Padbury Walk, originally constructed in the 1980s, is an elevated walkway that wraps around the perimeter of Forrest Chase. Hames Sharley’s redesign focuses on the removal of previously existing visual and physical obstructions in the public realm instead replacing it with the addition of a thin veil of stepping and layered fritted glass to provide improved sightlines to the retail shopfronts and adjacent Forrest Place whilst still providing protection and thermal comfort for pedestrians. The Walk’s original heavy concrete columns were replaced with steel columns that now creates a contrast to the masonry construction of the adjacent historic buildings whilst maintaining the civic scale surrounding Forrest Place. High aluminium clad soffits, with glass skylights, create a grand scale and natural light for pedestrians and shoppers to enjoy.

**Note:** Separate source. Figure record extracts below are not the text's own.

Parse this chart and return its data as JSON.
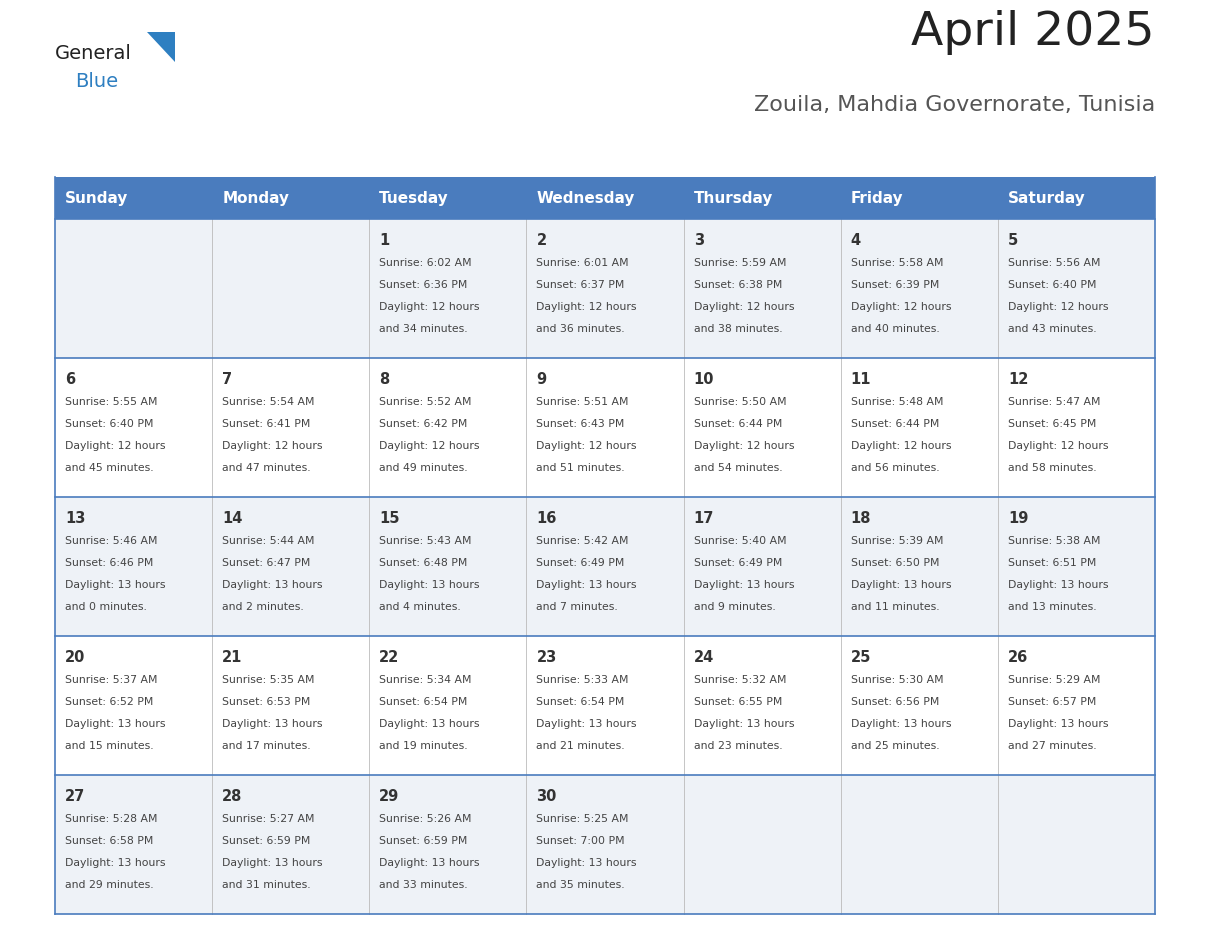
{
  "title": "April 2025",
  "subtitle": "Zouila, Mahdia Governorate, Tunisia",
  "header_bg_color": "#4a7cbe",
  "header_text_color": "#ffffff",
  "cell_bg_color_odd": "#eef2f7",
  "cell_bg_color_even": "#ffffff",
  "day_number_color": "#333333",
  "cell_text_color": "#444444",
  "grid_line_color": "#4a7cbe",
  "days_of_week": [
    "Sunday",
    "Monday",
    "Tuesday",
    "Wednesday",
    "Thursday",
    "Friday",
    "Saturday"
  ],
  "weeks": [
    [
      {
        "day": "",
        "sunrise": "",
        "sunset": "",
        "daylight": ""
      },
      {
        "day": "",
        "sunrise": "",
        "sunset": "",
        "daylight": ""
      },
      {
        "day": "1",
        "sunrise": "6:02 AM",
        "sunset": "6:36 PM",
        "daylight": "12 hours\nand 34 minutes."
      },
      {
        "day": "2",
        "sunrise": "6:01 AM",
        "sunset": "6:37 PM",
        "daylight": "12 hours\nand 36 minutes."
      },
      {
        "day": "3",
        "sunrise": "5:59 AM",
        "sunset": "6:38 PM",
        "daylight": "12 hours\nand 38 minutes."
      },
      {
        "day": "4",
        "sunrise": "5:58 AM",
        "sunset": "6:39 PM",
        "daylight": "12 hours\nand 40 minutes."
      },
      {
        "day": "5",
        "sunrise": "5:56 AM",
        "sunset": "6:40 PM",
        "daylight": "12 hours\nand 43 minutes."
      }
    ],
    [
      {
        "day": "6",
        "sunrise": "5:55 AM",
        "sunset": "6:40 PM",
        "daylight": "12 hours\nand 45 minutes."
      },
      {
        "day": "7",
        "sunrise": "5:54 AM",
        "sunset": "6:41 PM",
        "daylight": "12 hours\nand 47 minutes."
      },
      {
        "day": "8",
        "sunrise": "5:52 AM",
        "sunset": "6:42 PM",
        "daylight": "12 hours\nand 49 minutes."
      },
      {
        "day": "9",
        "sunrise": "5:51 AM",
        "sunset": "6:43 PM",
        "daylight": "12 hours\nand 51 minutes."
      },
      {
        "day": "10",
        "sunrise": "5:50 AM",
        "sunset": "6:44 PM",
        "daylight": "12 hours\nand 54 minutes."
      },
      {
        "day": "11",
        "sunrise": "5:48 AM",
        "sunset": "6:44 PM",
        "daylight": "12 hours\nand 56 minutes."
      },
      {
        "day": "12",
        "sunrise": "5:47 AM",
        "sunset": "6:45 PM",
        "daylight": "12 hours\nand 58 minutes."
      }
    ],
    [
      {
        "day": "13",
        "sunrise": "5:46 AM",
        "sunset": "6:46 PM",
        "daylight": "13 hours\nand 0 minutes."
      },
      {
        "day": "14",
        "sunrise": "5:44 AM",
        "sunset": "6:47 PM",
        "daylight": "13 hours\nand 2 minutes."
      },
      {
        "day": "15",
        "sunrise": "5:43 AM",
        "sunset": "6:48 PM",
        "daylight": "13 hours\nand 4 minutes."
      },
      {
        "day": "16",
        "sunrise": "5:42 AM",
        "sunset": "6:49 PM",
        "daylight": "13 hours\nand 7 minutes."
      },
      {
        "day": "17",
        "sunrise": "5:40 AM",
        "sunset": "6:49 PM",
        "daylight": "13 hours\nand 9 minutes."
      },
      {
        "day": "18",
        "sunrise": "5:39 AM",
        "sunset": "6:50 PM",
        "daylight": "13 hours\nand 11 minutes."
      },
      {
        "day": "19",
        "sunrise": "5:38 AM",
        "sunset": "6:51 PM",
        "daylight": "13 hours\nand 13 minutes."
      }
    ],
    [
      {
        "day": "20",
        "sunrise": "5:37 AM",
        "sunset": "6:52 PM",
        "daylight": "13 hours\nand 15 minutes."
      },
      {
        "day": "21",
        "sunrise": "5:35 AM",
        "sunset": "6:53 PM",
        "daylight": "13 hours\nand 17 minutes."
      },
      {
        "day": "22",
        "sunrise": "5:34 AM",
        "sunset": "6:54 PM",
        "daylight": "13 hours\nand 19 minutes."
      },
      {
        "day": "23",
        "sunrise": "5:33 AM",
        "sunset": "6:54 PM",
        "daylight": "13 hours\nand 21 minutes."
      },
      {
        "day": "24",
        "sunrise": "5:32 AM",
        "sunset": "6:55 PM",
        "daylight": "13 hours\nand 23 minutes."
      },
      {
        "day": "25",
        "sunrise": "5:30 AM",
        "sunset": "6:56 PM",
        "daylight": "13 hours\nand 25 minutes."
      },
      {
        "day": "26",
        "sunrise": "5:29 AM",
        "sunset": "6:57 PM",
        "daylight": "13 hours\nand 27 minutes."
      }
    ],
    [
      {
        "day": "27",
        "sunrise": "5:28 AM",
        "sunset": "6:58 PM",
        "daylight": "13 hours\nand 29 minutes."
      },
      {
        "day": "28",
        "sunrise": "5:27 AM",
        "sunset": "6:59 PM",
        "daylight": "13 hours\nand 31 minutes."
      },
      {
        "day": "29",
        "sunrise": "5:26 AM",
        "sunset": "6:59 PM",
        "daylight": "13 hours\nand 33 minutes."
      },
      {
        "day": "30",
        "sunrise": "5:25 AM",
        "sunset": "7:00 PM",
        "daylight": "13 hours\nand 35 minutes."
      },
      {
        "day": "",
        "sunrise": "",
        "sunset": "",
        "daylight": ""
      },
      {
        "day": "",
        "sunrise": "",
        "sunset": "",
        "daylight": ""
      },
      {
        "day": "",
        "sunrise": "",
        "sunset": "",
        "daylight": ""
      }
    ]
  ]
}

By night integrated and programmable LED lighting and large events LED screen allow the walkway to contribute to the vibrancy of the city after hours and during seasonal events in the city. Two balconies located on the west and south elevations of the walkway provide future opportunities for retail outlets and pedestrians to break away from the main walkway to seamlessly observe city life.
Hames Sharley’s strategy for the Murray Street overpass was to redesign the bridge and canopy to invert the old structural design by locating the structural elements in the roof space. This approach allowed for the introduction of delicate steel rods to suspend the thin concrete walkway and open sightlines to the city environs, Forrest Chase building and retail located within. A simple plane of the polished stainless steel was introduced to the soffit of the bridge with the intent to reflect the city’s activities to passers-by.
Finally, the perimeter retail offerings in Forrest Chase were replanned to provide more appealing sized spaces in line with current retail requirements. Double-height shopfronts were designed to allow for retailers to fit out and revive Forrest Chase as a premier retail offering in Perth’s CBD.
Carillon redevelopment next up for Hames Sharley
Hames Sharley’s retail design expertise is in high demand as evidenced by their latest project — the proposed Carillon redevelopment, also located in Perth’s CBD. This multi-level, mixed-use development looks set to include retail, hospitality, entertainment zones and commercial office space that will continue to help re-establish Perth’s CBD as the premier retail destination.
According to Derek Hays, Hames Sharley is delighted to have been appointed as lead architects for Carillon’s redevelopment. “Our team relishes the challenge of contributing to projects that generate increased activity and engagement within our city centre. As both designers and community members, we find this type of work deeply satisfying.”